Okay, I'm still having trouble with the concept specifically quoted above, and yes I did read the rest of it. Hypothetical: Brazil owes the US 10 dollars -- dollars, not Brazilian reals. In 1993 one dollar is worth say five reals. So 50 reals owed. The Brazilian government decides to print some extra reals to pay the US back. However, it seems to me that if they print a few more reals, they've devalued the real in relation to the dollar by inflating their own currency -- and so instead of owing us 50 reals like they did before, they owe us more, because 50 reals isn't worth ten bucks anymore. So they haven't changed the status quo. I must be missing something obvious. Is it that Brazil's debt to the US is measured in reals not dollars no matter what? So as their currency hyperinflates the US can't demand more reals as payback? If that's the case why the hell do we loan money to countries that may ever become economically unstable? I mean, I obviously know that inflation aides a debtor in general, but I figured that rule stops applying when only one currency in the equation is inflating. (You have no obligation to teach me economics.)

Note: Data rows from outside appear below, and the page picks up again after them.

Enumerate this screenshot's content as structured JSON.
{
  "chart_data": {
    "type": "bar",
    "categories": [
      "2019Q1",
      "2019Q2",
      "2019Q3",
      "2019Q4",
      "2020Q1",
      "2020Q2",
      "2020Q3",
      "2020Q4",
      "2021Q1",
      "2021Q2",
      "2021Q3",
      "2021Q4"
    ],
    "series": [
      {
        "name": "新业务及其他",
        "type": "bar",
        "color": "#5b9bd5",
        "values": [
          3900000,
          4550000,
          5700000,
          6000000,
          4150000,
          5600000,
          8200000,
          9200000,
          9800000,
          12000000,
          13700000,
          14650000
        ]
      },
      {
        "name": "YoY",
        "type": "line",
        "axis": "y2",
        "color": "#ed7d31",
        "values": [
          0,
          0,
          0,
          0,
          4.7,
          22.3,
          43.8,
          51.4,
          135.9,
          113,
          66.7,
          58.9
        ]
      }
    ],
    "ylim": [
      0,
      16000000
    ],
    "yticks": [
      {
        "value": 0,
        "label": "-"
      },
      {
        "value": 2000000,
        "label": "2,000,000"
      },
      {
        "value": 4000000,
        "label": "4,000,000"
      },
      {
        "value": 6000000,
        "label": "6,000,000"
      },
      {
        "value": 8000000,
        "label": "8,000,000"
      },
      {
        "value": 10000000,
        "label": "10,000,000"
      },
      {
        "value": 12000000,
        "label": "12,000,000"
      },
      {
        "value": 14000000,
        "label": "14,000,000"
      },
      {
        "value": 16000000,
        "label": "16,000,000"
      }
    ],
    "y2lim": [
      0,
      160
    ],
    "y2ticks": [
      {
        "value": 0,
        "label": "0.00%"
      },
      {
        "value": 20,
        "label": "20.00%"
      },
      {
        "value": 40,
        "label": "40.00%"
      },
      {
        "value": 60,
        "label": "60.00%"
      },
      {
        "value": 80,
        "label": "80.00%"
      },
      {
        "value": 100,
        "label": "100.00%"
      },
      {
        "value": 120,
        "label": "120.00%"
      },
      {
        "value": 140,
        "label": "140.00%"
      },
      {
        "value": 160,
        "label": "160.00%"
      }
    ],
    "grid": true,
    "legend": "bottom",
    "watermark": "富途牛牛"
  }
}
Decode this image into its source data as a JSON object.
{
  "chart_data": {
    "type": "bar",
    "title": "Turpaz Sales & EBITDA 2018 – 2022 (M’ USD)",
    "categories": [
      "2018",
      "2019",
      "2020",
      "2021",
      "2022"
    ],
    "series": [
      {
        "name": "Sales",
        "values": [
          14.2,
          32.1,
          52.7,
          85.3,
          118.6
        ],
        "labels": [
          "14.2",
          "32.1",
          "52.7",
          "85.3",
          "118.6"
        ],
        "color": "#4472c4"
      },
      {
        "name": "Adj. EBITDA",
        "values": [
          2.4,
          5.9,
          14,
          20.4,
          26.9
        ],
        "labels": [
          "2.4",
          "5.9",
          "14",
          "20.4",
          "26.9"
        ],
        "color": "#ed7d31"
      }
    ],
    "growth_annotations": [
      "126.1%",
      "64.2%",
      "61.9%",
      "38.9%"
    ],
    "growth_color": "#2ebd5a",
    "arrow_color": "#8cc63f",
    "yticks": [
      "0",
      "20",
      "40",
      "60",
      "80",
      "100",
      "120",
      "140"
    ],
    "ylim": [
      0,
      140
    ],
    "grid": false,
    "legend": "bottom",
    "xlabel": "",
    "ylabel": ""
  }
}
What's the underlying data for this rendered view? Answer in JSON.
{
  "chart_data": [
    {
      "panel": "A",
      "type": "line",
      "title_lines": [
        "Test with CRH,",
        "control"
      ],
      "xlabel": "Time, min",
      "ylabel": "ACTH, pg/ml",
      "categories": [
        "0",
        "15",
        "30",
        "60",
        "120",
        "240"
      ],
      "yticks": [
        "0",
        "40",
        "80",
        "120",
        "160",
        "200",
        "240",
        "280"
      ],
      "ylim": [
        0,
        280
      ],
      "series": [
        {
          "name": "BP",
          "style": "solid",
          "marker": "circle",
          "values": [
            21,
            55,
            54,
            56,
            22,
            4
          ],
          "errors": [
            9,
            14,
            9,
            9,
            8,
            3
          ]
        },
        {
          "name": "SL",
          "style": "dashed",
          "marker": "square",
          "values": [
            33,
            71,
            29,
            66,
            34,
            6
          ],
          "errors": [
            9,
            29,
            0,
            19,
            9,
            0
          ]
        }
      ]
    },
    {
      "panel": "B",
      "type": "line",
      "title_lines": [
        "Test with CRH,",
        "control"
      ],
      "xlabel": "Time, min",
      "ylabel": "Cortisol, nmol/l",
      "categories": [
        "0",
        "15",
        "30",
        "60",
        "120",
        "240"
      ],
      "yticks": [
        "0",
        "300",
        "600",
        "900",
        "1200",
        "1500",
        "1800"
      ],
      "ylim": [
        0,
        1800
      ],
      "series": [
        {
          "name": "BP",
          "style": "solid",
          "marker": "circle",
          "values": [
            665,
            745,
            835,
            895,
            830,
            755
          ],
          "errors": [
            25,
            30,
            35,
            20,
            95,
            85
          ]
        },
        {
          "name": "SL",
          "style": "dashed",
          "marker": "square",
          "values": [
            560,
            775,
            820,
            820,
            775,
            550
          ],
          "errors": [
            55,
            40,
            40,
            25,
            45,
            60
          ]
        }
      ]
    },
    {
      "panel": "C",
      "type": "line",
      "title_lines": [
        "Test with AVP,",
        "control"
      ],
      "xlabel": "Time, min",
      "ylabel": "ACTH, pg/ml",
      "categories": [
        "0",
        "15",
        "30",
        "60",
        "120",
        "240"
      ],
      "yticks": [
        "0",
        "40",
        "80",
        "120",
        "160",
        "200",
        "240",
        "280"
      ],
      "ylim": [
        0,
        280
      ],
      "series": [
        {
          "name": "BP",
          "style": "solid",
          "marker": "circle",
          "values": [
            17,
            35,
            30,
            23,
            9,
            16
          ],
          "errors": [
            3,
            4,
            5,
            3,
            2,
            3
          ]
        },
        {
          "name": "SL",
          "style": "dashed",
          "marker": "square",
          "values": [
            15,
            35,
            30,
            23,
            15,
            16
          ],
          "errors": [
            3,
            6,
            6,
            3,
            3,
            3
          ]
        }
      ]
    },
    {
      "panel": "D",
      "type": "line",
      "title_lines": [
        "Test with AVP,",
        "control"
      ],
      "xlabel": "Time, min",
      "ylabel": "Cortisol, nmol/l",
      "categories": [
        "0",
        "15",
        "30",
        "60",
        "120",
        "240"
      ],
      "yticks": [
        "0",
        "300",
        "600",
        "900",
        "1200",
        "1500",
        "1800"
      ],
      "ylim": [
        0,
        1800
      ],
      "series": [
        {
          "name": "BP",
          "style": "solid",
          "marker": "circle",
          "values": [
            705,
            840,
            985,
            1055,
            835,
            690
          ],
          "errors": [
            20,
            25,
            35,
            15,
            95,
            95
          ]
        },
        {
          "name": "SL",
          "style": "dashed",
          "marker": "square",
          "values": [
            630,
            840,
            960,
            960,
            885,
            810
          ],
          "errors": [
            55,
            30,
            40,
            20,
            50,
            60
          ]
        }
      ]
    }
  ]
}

And for fun, let's say Brazil owes Brazilians 250 Brazilian reals. In 1993 one dollar is worth say five reals. So 50 dollars owed. Sounds great. Let's say in 1995 one dollar is worth say 50 reals. So Brazil owes The US 10 dollars (or 500 reals) and Brazilians 250 reals (or $5.) Brazil's debt load has dropped from $60 to $15 through a mere factor-of-10 inflation! You missed the sleight of hand. 'cuz I'm printing reals for the explicit purpose of fucking my country. I can pay the fuck out of my domestic debt. That was the point. It's now nothing. All that cash you were hoarding? Yeah, eat shit. It's worth ten cents on the dollar. 'cuz my next move is to introduce La Nueva Real by lopping off a zero. I'm gonna exchange Reals for NRs at 1:10. And I'm going to peg the NR at 1:1 for dollars. So even if I hadn't paid off my pensioners, I'd only owe them 25 NR. But I have. And even if I hadn't paid off the US, I'd only owe them $15. Make no mistake: it's pure monetary destruction. It usually involves riots, unrest, panic in the streets, an upended social order, hoarding, all that superfun Weimar Republic shit. But then you get through to the other side and you're an economy again. Think of it as a hard reset for an economy - a three-finger-salute for a kernel panic. Recovery is likely to be a bitch, and you will have lost data… but once you reboot, the system will run again. Make sense?Brazil owes the US 10 dollars -- dollars, not Brazilian reals. In 1993 one dollar is worth say five reals. So 50 reals owed.
The Brazilian government decides to print some extra reals to pay the US back.
I must be missing something obvious.
Yes, it does. What I wasn't getting was that the benefit came through ducking out of domestic debt as opposed to foreign. Yes, you could certainly use hyperinflation to screw your citizens out of all their real wealth. Couldn't simultaneously screw your creditors in the US out of theirs, at least not this way. Thanks for bearing with me.